OK, I did some digging. The Gotoh paper states (section 3 is Traceback):

gotoh

The meaning of the parameters is not that explicitly stated in the paper, but my interpretation is:

The equation seems to be equivalent to gap_open + 2 * gap_extension >= mismatch_score in our implementation.

E.g.,


nu_scheme.set_simple_scheme(seqan3::match_score{145}, seqan3::mismatch_score{-144});
int const gap_open_cost = -100;
int const gap_extend_cost = -22; // works
int const gap_extend_cost = -23; // does not work

nu_scheme.set_simple_scheme(seqan3::match_score{145}, seqan3::mismatch_score{-146});
int const gap_open_cost = -100;
int const gap_extend_cost = -22; // works
int const gap_extend_cost = -23; // works

In the example, the scores are more sophisticated, I think the most safe would be to go with the most positive mismatch score. However, it works for a gap_extension of 46, but not 47, so only certain costs are involved for this specific alignment.

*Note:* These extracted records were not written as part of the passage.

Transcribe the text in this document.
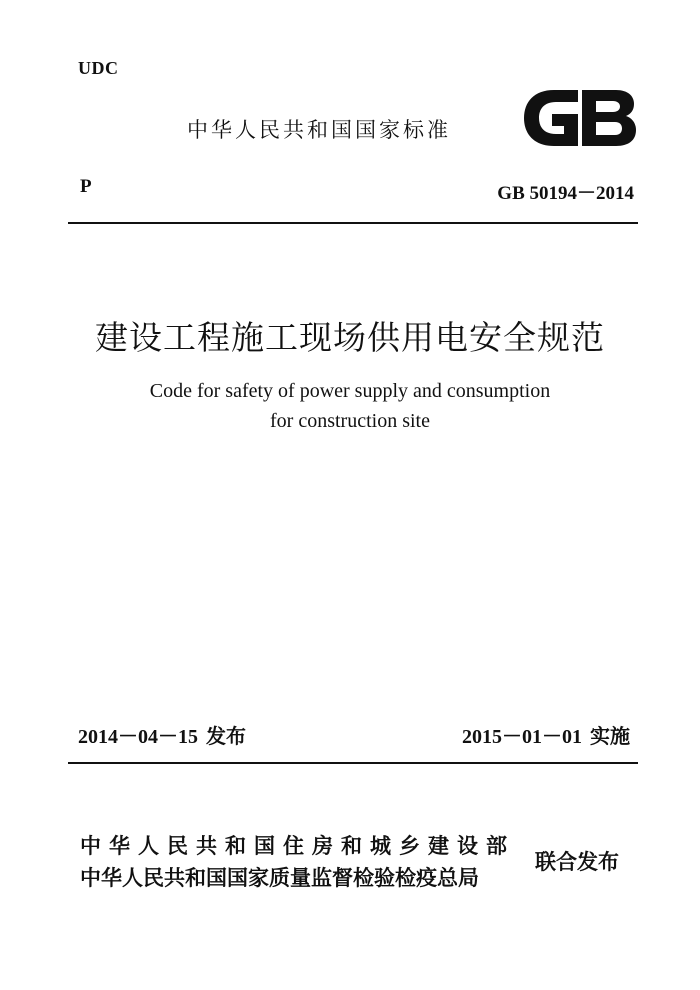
UDC
中华人民共和国国家标准
P	GB 50194－2014
建设工程施工现场供用电安全规范
Code for safety of power supply and consumption
for construction site
2014－04－15 发布	2015－01－01 实施
中华人民共和国住房和城乡建设部
中华人民共和国国家质量监督检验检疫总局
联合发布
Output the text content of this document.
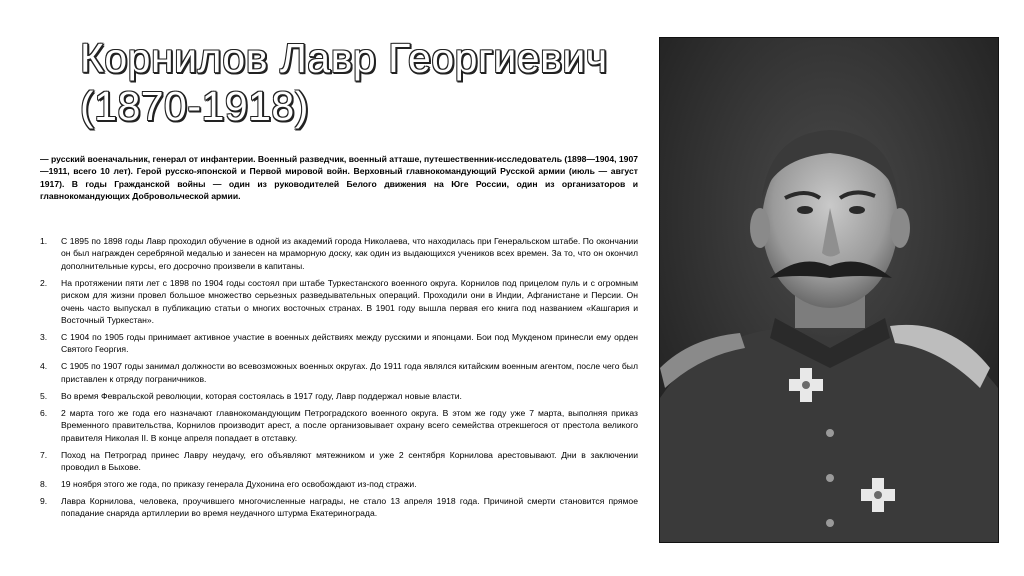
Корнилов Лавр Георгиевич
(1870-1918)
— русский военачальник, генерал от инфантерии. Военный разведчик, военный атташе, путешественник-исследователь (1898—1904, 1907—1911, всего 10 лет). Герой русско-японской и Первой мировой войн. Верховный главнокомандующий Русской армии (июль — август 1917). В годы Гражданской войны — один из руководителей Белого движения на Юге России, один из организаторов и главнокомандующих Добровольческой армии.
1.	С 1895 по 1898 годы Лавр проходил обучение в одной из академий города Николаева, что находилась при Генеральском штабе. По окончании он был награжден серебряной медалью и занесен на мраморную доску, как один из выдающихся учеников всех времен. За то, что он окончил дополнительные курсы, его досрочно произвели в капитаны.
2.	На протяжении пяти лет с 1898 по 1904 годы состоял при штабе Туркестанского военного округа. Корнилов под прицелом пуль и с огромным риском для жизни провел большое множество серьезных разведывательных операций. Проходили они в Индии, Афганистане и Персии. Он очень часто выпускал в публикацию статьи о многих восточных странах. В 1901 году вышла первая его книга под названием «Кашгария и Восточный Туркестан».
3.	С 1904 по 1905 годы принимает активное участие в военных действиях между русскими и японцами. Бои под Мукденом принесли ему орден Святого Георгия.
4.	С 1905 по 1907 годы занимал должности во всевозможных военных округах. До 1911 года являлся китайским военным агентом, после чего был приставлен к отряду пограничников.
5.	Во время Февральской революции, которая состоялась в 1917 году, Лавр поддержал новые власти.
6.	2 марта того же года его назначают главнокомандующим Петроградского военного округа. В этом же году уже 7 марта, выполняя приказ Временного правительства, Корнилов производит арест, а после организовывает охрану всего семейства отрекшегося от престола великого правителя Николая II. В конце апреля попадает в отставку.
7.	Поход на Петроград принес Лавру неудачу, его объявляют мятежником и уже 2 сентября Корнилова арестовывают. Дни в заключении проводил в Быхове.
8.	19 ноября этого же года, по приказу генерала Духонина его освобождают из-под стражи.
9.	Лавра Корнилова, человека, проучившего многочисленные награды, не стало 13 апреля 1918 года. Причиной смерти становится прямое попадание снаряда артиллерии во время неудачного штурма Екатеринограда.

All in all, it seems that the algorithm does not work because we are in violation of this assumption made by Gotoh.

Edit:

rrahn commented 1 year ago

Hey, so I looked at it today and the problem was that on very few occasions the original up open signal was overwritten by a better score coming from the left. This happened here in the cell [c8:r5], where extending the gap in horizontal direction outscores the diagonal and vertical direction. However, the optimal alignment comping from up ended in a gap open which was not captured before. I fixed this in #3098 by silently tracking the up open direction in case the left direction dominates.

eseiler commented 1 year ago

We merged https://github.com/seqan/seqan3/pull/3098 which should fix this issue. Please re-open if the issue has not been resolved for you.